Hearing the woman tell us that a three year old could get her own breakfast blew my mind. So, I decided to put this to action. We’ll see if this works! What do I have to lose?
So, yesterday morning, the morning after the workshop, I asked Claire what she wanted for breakfast: cheerios or grapenuts. She chose grapenuts. I made a big deal out of how wonderful her choice was and then shoved a chair over to the counter. This is the chair she uses to help me make dinner. I got down the box of cereal and got her bowl.
“Here ya go! See if you can do it!”
“Really, Momma? I can do it?” she asked with the excitement of someone who had just been told they could choose one of the puppies to take home from the litter.
“Really! I bet you’ll be great at it!”
And you know what? She was. She poured it with no problems. I got out the milk and she did a great job with that, too. All I have right now is the gallon-size, and I’ll get a smaller container for her to use, but she did great. She spilled a little, but I got her a papertowel, and she cleaned it right up! Then, I got the syrup for her (yes, she eats syrup on her grapenuts. Don’t judge.), and she put it on with no problems. It was like she was an expert.
Then, I had her go over to the silverware drawer and pick out which spoon she wanted.
She ran over, picked out her spoon, and hopped up in her chair to eat her grapenuts as if this is always how breakfast happens. She ate the whole thing without so much as a wiggle, and it was the most pleasant breakfast I’ve had in a while.
I had her put her dish and spoon in the sink, and she ran off to play.
I couldn’t believe it.
It worked!
Why hadn’t I thought of this?? This is such a simple explanation for why she’s been meeting me with resistance. She hasn’t told me out loud that she wanted to do it herself, so I hadn’t heard her.
I’ve been the hostess, chef, waitress, and janitor for so long that it didn’t even occur to me to delegate out some of these jobs. I am a perfectionist, but I know this, and I’m really working on summoning the casual as much as I can.
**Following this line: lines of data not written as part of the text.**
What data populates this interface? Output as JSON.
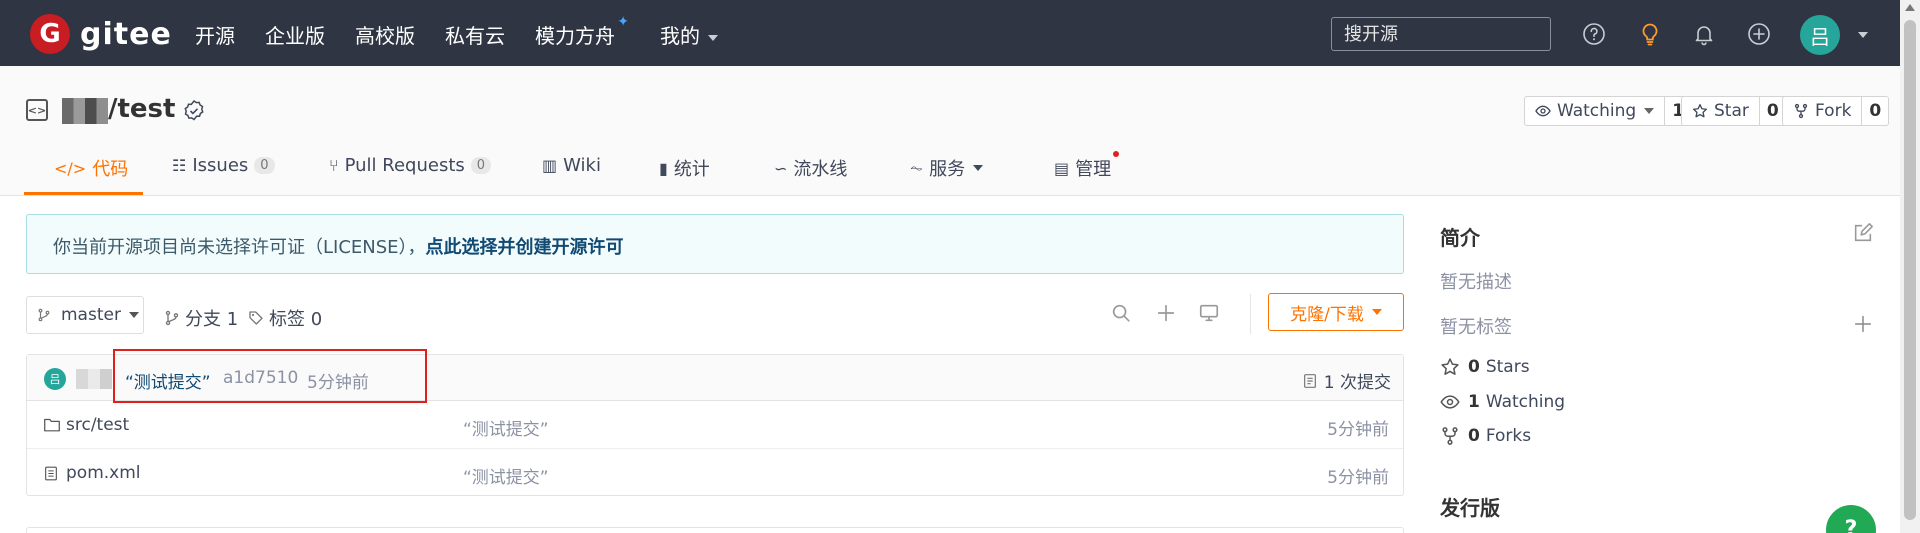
{
  "nav": {
    "logo_letter": "G",
    "logo_text": "gitee",
    "items": [
      "开源",
      "企业版",
      "高校版",
      "私有云",
      "模力方舟",
      "我的"
    ],
    "star_mark": "✦",
    "search_placeholder": "搜开源",
    "avatar_letter": "吕",
    "icons": [
      "help-circle-icon",
      "lightbulb-icon",
      "bell-icon",
      "plus-circle-icon"
    ]
  },
  "repo": {
    "name": "/test",
    "code_icon_glyph": "<>",
    "actions": [
      {
        "label": "Watching",
        "count": "1",
        "icon": "eye-icon"
      },
      {
        "label": "Star",
        "count": "0",
        "icon": "star-icon"
      },
      {
        "label": "Fork",
        "count": "0",
        "icon": "fork-icon"
      }
    ],
    "tabs": [
      {
        "label": "代码",
        "glyph": "</>",
        "active": true
      },
      {
        "label": "Issues",
        "count": "0",
        "glyph": "☷"
      },
      {
        "label": "Pull Requests",
        "count": "0",
        "glyph": "⑂"
      },
      {
        "label": "Wiki",
        "glyph": "▥"
      },
      {
        "label": "统计",
        "glyph": "▮"
      },
      {
        "label": "流水线",
        "glyph": "∽"
      },
      {
        "label": "服务",
        "glyph": "⏦"
      },
      {
        "label": "管理",
        "glyph": "▤"
      }
    ]
  },
  "license": {
    "text": "你当前开源项目尚未选择许可证（LICENSE），",
    "link": "点此选择并创建开源许可"
  },
  "branch": {
    "current": "master",
    "branches_label": "分支 1",
    "tags_label": "标签 0",
    "clone_label": "克隆/下载"
  },
  "commit": {
    "avatar_letter": "吕",
    "message": "“测试提交”",
    "hash": "a1d7510",
    "time": "5分钟前",
    "count_label": "1 次提交"
  },
  "files": [
    {
      "name": "src/test",
      "type": "folder",
      "message": "“测试提交”",
      "time": "5分钟前"
    },
    {
      "name": "pom.xml",
      "type": "file",
      "message": "“测试提交”",
      "time": "5分钟前"
    }
  ],
  "sidebar": {
    "intro_title": "简介",
    "no_desc": "暂无描述",
    "no_tags": "暂无标签",
    "stats": [
      {
        "count": "0",
        "label": "Stars",
        "icon": "star-icon"
      },
      {
        "count": "1",
        "label": "Watching",
        "icon": "eye-icon"
      },
      {
        "count": "0",
        "label": "Forks",
        "icon": "fork-icon"
      }
    ],
    "releases_title": "发行版",
    "help_label": "?"
  },
  "colors": {
    "nav_bg": "#2f3542",
    "accent": "#fe7300",
    "logo_red": "#c71d23",
    "avatar_teal": "#26a69a",
    "highlight_red": "#e0201e"
  }
}
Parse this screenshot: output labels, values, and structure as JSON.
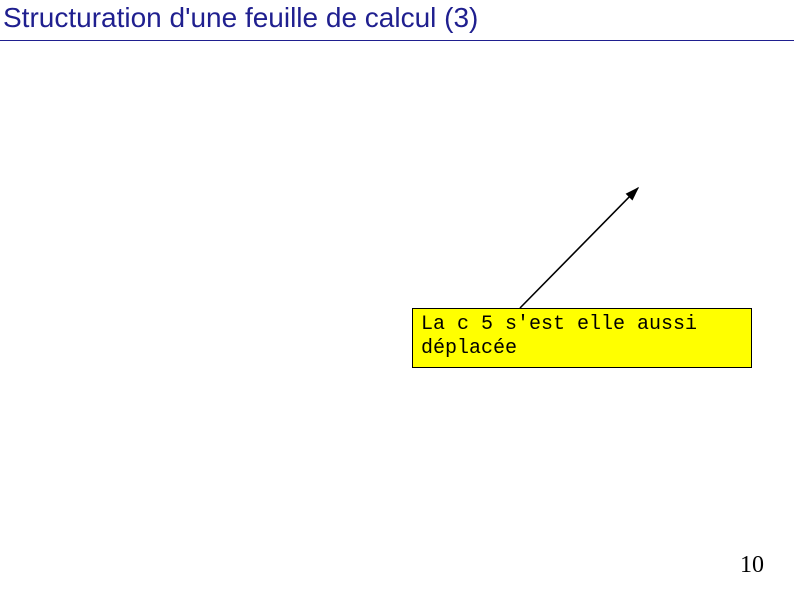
{
  "slide": {
    "title": "Structuration d'une feuille de calcul (3)",
    "callout_line1": "La c 5 s'est elle aussi",
    "callout_line2": "déplacée",
    "page_number": "10"
  }
}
I can do things properly and quickly. I’m a good teacher, but sometimes I don’t have the patience to suffer through the process. Well, I’m happy to report that I was able to rein it in. I didn’t twitch once, even when Claire spilled three drops of milk (not that I counted. *cough*) on the counter when she poured it herself. I really didn’t! I’m pretty proud of myself, and I’ll try not to hurt my arm bending it around to pat myself on the back. Still, this is a big deal for her and me.
I’ve always been the, “I’ll just do it myself because it will be done and done the way I want it” kind of person. I’ve had to learn how to delegate things in other departments of my life, but I just hadn’t gotten around to it with my preschooler. Well, apparently, I’ve been trampling a certain someone who is quite capable of learning to do these things on her own. I hadn’t even realized it was this time already…
So, needless to say, I loved the class I took. I learned some other things that I can’t wait to put into practice. In the meantime, does anyone know where I can find a small “of course you can do it yourself; you’re a preschooler” milk pitcher for the fridge?